This is the second part of our solution to the rare problem of too much prosciutto (see "Fettucine Alfredo," below). It also used what is probably the last of our fresh garden basil, as temperatures are now dropping into the 30s at night.
Get a pound of large-ish shrimp, and mix them into a bowl with some white wine, a little less olive oil, a clove or two of minced garlic, and a touch of dried red pepper. While they marinate, go out and pick the largest basil leaves you can find, one for each shrimp. Lay out your prosciutto, so you can see how many slices you have available, and get a shallow baking sheet lined with tinfoil.

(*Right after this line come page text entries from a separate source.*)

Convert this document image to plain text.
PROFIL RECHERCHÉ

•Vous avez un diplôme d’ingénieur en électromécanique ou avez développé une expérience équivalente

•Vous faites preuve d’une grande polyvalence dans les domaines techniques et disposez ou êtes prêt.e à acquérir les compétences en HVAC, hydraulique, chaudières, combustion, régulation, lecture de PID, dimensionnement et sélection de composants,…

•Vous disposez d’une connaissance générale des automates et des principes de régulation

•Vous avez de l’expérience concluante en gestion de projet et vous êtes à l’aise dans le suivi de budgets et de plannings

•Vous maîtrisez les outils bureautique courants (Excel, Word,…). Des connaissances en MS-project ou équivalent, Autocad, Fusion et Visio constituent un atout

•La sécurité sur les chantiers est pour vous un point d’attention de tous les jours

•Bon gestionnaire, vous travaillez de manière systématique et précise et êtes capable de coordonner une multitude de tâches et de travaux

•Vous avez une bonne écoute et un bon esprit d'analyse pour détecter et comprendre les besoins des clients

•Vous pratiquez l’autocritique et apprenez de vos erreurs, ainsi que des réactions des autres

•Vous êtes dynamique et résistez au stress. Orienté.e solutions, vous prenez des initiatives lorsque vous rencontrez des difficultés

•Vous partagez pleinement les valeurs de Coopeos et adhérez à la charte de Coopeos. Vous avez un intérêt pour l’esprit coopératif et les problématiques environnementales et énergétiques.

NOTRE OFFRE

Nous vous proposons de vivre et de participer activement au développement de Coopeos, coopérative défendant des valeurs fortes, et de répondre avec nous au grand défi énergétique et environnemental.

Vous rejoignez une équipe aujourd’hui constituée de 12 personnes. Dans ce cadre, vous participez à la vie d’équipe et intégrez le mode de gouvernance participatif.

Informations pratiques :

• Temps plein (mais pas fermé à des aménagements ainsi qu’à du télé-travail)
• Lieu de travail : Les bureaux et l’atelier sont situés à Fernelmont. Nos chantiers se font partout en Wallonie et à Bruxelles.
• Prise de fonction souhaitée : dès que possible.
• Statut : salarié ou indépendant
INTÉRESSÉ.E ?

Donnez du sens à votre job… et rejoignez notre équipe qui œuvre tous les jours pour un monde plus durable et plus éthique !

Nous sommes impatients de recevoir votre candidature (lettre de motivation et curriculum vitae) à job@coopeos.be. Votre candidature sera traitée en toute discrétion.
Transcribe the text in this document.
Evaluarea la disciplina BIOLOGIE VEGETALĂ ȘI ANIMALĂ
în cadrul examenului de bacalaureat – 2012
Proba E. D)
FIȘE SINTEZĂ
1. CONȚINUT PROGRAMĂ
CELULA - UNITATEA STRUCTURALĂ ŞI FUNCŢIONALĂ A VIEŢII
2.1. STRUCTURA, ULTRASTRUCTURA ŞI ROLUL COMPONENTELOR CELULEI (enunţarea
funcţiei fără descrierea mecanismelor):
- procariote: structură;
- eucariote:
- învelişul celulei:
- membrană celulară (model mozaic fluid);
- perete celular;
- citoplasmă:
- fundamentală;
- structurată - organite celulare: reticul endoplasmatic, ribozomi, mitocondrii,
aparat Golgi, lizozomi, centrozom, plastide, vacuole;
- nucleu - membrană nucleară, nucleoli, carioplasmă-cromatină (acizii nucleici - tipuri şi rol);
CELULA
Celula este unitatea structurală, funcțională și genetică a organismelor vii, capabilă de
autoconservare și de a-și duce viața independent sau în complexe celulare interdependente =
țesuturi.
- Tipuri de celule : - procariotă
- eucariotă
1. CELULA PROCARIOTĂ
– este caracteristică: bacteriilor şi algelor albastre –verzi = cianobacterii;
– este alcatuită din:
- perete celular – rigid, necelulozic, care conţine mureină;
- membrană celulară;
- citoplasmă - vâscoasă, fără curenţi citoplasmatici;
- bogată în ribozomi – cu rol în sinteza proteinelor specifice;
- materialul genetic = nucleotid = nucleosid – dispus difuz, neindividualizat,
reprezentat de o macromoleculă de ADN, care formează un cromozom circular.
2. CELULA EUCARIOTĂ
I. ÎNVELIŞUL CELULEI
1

Now your task is to roll each shrimp in a basil leaf and then in a prosciutto strip, so that it's mainly covered but doesn't unroll. How you do this depends on how big the shrimp and the basil leaves are, how many prosciutto slices you have, and your own geometric analysis of all of the above. Holt found a great prosciutto-cutting technique: as the nice guy at Krause's had laid out the slices on individual pieces of greaseproof paper, Holt scissored through both paper and prosciutto to get the size he wanted, then just lifted the prosciutto off the paper.
Lay the wrapped shrimp out on the baking sheet, and broil them about 3-4 inches from the heat. Watch them like a shrimp-eating hawk (an osprey? an erne?) - ours took only about 4 minutes. As they're on hot metal, you don't have to flip them, and they're done when the shrimp looks pink and opaque at its thick end.
You could wrap the shrimp in prosciutto alone, or basil leaves alone, or some in one and some in the other; or you could grill them on skewers if you flipped them halfway through. A squeeze of lemon would be nice, and they would make excellent appetizers for a party, too.